Study on the Photocatalytic Degration of Diesel Pollutants in Seawater by Li⁺-Doped Nano-TiO₂

Abstract:

Li⁺-doped nanoTiO₂ particles with various amounts of dopant Li⁺ irons have been synthesized by a sol-gel process. The products were characterized by XRD and SEM.Which revealed that the crystal structure of Li⁺-doped nanoTiO₂ is anatase, and the nanoparticles diameter was 42nm. Five factous, including dosage of Li⁺-doped nanoTiO₂, initial concentration of diesel, pH value , photocatalytic degradetion reaction time and the presence of H₂O₂, are considered in the diesel degradation experiments. The results manifest that Li⁺-doped nanoTiO₂can be used as photocatalyst to removal diesel pollutants in seawater effectively.

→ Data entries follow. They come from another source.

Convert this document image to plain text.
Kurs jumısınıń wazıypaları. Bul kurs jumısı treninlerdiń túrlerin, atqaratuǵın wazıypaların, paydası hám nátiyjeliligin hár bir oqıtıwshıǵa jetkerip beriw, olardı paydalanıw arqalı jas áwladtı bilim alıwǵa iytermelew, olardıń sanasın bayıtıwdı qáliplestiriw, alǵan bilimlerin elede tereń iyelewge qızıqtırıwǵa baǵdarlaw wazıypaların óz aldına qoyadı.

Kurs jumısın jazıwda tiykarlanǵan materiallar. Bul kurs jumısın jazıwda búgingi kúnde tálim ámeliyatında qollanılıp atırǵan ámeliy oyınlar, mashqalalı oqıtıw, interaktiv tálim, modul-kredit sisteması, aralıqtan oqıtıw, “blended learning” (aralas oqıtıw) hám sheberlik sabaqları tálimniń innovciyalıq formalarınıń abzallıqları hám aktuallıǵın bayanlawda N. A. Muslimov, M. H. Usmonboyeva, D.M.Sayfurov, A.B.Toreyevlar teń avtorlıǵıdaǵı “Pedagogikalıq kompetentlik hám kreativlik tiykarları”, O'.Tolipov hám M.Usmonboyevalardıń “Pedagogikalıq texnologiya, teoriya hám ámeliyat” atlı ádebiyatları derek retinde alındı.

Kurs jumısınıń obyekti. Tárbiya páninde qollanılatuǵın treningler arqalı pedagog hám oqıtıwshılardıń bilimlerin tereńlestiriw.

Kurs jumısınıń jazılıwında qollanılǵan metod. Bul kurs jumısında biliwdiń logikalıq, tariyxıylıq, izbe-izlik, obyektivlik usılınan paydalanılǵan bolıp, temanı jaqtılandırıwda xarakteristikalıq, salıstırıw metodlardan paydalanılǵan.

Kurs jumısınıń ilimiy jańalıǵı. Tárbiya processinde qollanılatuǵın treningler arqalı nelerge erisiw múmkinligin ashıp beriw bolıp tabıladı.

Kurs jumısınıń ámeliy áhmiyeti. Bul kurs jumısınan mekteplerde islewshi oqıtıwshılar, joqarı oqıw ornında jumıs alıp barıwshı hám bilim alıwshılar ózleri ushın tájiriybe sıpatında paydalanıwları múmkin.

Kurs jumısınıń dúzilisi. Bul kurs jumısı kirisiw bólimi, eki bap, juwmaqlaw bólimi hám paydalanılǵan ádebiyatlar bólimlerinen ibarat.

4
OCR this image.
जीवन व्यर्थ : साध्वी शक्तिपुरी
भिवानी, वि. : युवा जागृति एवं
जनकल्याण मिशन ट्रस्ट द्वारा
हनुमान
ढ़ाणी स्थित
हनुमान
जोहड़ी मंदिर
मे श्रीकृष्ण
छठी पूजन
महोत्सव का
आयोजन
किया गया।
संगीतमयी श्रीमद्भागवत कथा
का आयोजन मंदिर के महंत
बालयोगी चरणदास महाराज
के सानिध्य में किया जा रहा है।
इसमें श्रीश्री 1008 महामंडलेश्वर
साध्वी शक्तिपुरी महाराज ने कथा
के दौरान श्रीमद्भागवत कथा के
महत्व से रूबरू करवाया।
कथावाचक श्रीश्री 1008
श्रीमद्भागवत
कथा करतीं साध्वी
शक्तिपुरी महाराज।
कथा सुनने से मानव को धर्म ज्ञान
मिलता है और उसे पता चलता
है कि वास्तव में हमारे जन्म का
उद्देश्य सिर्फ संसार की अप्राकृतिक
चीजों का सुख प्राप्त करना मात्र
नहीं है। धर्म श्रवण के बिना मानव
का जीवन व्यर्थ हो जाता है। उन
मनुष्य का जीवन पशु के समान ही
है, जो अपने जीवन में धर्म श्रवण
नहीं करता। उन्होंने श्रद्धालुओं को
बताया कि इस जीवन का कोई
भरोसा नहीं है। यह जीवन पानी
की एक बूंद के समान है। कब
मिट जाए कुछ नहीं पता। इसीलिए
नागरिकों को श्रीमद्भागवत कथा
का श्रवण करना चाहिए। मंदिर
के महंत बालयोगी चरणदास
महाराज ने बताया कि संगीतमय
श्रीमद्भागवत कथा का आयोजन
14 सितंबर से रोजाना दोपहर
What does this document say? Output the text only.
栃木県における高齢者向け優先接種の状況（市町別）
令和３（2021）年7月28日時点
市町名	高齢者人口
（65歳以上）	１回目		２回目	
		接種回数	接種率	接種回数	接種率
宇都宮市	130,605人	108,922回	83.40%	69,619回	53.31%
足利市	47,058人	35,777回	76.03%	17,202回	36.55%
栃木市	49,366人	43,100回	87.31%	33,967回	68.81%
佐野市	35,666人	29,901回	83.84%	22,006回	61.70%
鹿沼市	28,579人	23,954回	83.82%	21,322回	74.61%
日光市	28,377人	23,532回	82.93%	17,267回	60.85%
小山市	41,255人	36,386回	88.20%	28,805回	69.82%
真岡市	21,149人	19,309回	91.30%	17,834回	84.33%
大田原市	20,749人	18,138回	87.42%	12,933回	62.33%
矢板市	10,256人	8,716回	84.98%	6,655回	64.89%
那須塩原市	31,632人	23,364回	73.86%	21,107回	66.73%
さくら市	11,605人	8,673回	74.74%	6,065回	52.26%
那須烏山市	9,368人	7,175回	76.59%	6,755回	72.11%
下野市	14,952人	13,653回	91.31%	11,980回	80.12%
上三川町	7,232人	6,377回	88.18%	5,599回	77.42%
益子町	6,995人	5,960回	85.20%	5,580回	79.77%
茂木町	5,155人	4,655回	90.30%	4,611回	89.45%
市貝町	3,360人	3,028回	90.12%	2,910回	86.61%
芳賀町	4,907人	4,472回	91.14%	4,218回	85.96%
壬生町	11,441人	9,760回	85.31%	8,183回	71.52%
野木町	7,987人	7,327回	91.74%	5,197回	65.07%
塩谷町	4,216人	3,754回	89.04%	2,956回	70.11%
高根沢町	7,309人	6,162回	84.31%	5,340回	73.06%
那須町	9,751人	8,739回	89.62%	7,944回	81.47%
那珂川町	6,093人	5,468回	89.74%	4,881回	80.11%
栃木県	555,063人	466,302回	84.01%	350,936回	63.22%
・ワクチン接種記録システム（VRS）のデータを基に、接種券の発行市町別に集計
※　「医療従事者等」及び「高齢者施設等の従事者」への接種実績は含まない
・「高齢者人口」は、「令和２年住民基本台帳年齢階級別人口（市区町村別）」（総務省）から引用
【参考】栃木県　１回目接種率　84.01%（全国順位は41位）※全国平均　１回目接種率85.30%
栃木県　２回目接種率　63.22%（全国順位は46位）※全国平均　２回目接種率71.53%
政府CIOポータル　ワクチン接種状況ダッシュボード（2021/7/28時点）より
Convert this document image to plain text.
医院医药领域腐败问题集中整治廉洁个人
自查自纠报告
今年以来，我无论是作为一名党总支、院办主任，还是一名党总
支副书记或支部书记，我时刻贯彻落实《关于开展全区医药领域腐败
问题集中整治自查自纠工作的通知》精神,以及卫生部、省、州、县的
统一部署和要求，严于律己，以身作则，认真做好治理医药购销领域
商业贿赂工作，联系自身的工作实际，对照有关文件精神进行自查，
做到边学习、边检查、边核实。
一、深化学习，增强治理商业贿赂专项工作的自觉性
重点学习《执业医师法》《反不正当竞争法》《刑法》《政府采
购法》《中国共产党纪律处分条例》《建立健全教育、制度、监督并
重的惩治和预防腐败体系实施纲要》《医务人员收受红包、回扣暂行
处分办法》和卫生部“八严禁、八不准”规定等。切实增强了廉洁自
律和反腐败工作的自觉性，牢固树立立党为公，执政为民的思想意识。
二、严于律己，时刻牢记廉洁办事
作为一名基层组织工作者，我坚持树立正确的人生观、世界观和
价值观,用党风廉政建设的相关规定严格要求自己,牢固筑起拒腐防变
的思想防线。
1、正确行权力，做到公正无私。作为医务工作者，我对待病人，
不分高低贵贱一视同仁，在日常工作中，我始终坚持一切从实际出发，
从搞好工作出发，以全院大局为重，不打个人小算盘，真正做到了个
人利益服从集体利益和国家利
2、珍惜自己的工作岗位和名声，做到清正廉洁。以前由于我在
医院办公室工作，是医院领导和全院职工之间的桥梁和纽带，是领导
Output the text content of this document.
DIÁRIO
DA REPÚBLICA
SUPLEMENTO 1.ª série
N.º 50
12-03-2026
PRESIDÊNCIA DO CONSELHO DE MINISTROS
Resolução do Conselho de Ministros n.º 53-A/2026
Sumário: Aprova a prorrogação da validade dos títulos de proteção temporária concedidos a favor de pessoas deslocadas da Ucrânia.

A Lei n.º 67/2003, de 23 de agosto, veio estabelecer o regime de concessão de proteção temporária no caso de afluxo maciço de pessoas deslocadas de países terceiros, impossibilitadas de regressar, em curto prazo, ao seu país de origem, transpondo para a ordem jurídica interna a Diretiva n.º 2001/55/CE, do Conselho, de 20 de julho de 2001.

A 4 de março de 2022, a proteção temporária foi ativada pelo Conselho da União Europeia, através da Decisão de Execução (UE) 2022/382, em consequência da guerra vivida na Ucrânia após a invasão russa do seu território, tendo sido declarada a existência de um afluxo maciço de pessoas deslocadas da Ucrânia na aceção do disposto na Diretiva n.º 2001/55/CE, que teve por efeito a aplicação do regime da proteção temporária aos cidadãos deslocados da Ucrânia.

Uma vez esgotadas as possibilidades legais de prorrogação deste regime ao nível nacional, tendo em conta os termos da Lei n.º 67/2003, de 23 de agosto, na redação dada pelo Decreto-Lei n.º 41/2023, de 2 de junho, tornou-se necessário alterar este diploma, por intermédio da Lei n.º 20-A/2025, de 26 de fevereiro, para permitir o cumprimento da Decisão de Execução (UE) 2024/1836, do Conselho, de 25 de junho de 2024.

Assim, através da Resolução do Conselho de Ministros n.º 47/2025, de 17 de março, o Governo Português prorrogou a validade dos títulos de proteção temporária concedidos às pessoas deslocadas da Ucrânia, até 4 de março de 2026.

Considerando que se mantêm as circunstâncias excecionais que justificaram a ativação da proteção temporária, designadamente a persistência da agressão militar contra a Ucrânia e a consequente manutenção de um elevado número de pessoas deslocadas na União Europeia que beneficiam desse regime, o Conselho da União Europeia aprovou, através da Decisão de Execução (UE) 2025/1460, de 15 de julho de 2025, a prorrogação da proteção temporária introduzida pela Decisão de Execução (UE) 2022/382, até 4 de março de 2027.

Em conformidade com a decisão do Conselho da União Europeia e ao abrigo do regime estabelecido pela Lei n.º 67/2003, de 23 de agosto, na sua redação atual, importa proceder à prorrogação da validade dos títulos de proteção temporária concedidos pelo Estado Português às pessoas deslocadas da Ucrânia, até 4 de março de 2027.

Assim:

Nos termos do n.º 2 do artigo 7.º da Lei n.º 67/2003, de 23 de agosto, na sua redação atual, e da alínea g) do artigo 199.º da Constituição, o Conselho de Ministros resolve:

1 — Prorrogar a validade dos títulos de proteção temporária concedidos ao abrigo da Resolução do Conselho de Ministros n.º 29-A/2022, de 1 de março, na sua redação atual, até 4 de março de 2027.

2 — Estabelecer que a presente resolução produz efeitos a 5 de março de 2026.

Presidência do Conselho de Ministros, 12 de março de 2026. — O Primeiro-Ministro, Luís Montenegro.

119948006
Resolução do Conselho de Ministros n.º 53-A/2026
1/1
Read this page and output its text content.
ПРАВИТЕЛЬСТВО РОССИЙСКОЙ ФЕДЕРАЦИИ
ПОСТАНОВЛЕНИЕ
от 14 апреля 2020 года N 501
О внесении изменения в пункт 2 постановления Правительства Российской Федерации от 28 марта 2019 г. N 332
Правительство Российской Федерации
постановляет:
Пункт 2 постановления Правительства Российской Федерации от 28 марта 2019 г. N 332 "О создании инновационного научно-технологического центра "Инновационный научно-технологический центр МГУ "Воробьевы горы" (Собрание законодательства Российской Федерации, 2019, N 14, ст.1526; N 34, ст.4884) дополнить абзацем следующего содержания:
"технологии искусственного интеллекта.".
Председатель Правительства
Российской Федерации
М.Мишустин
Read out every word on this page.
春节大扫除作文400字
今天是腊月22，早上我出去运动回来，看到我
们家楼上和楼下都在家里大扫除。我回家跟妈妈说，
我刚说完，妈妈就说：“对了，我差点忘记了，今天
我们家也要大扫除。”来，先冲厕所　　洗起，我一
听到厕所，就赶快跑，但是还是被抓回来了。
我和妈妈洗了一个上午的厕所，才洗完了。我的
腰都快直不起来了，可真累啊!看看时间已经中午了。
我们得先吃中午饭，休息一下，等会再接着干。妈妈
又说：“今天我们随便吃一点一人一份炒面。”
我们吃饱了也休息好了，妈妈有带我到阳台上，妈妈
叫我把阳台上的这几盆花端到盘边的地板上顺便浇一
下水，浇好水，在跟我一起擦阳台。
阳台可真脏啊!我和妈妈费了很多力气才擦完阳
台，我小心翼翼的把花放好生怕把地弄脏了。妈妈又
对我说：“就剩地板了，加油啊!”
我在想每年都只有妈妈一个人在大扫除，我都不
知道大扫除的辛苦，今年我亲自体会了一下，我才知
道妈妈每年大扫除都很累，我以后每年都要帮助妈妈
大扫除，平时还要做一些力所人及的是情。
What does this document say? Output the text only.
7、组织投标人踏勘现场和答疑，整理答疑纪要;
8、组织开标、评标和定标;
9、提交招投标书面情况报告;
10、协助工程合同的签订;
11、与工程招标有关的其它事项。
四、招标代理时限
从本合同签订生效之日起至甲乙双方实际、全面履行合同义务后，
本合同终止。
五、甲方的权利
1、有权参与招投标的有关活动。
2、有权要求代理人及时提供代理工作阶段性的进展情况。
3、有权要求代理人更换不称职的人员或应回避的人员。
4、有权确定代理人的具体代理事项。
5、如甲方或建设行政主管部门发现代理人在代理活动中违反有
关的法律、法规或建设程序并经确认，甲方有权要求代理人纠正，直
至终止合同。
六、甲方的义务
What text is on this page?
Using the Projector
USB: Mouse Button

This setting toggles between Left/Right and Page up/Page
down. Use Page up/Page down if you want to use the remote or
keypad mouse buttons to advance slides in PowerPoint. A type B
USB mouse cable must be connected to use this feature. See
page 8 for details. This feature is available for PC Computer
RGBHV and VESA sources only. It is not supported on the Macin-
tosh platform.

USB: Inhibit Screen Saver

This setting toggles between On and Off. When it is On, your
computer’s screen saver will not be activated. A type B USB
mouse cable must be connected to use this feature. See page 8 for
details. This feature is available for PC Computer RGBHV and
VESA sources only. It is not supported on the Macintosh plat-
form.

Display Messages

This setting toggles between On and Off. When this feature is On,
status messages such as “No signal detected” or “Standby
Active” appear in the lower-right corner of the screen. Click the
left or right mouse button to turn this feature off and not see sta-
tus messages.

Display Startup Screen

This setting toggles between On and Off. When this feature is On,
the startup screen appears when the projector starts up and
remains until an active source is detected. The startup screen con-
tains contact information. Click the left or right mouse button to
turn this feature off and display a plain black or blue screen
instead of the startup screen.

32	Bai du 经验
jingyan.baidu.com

When the ratio of Li⁺doped into TiO₂is 1%wt, the calcination temperature of Li-doped nanoTiO₂ is 500°C, the dosage of the Li⁺-doped nanometer TiO₂ is 0.4g/L, the initial concentration of diesel is 0.2g/L, pH value is 7.0, the reaction time is 2.5h and the H₂O₂ dosage is 0.2g/L, the removal rate of diesel pollutants is up to 88.10%.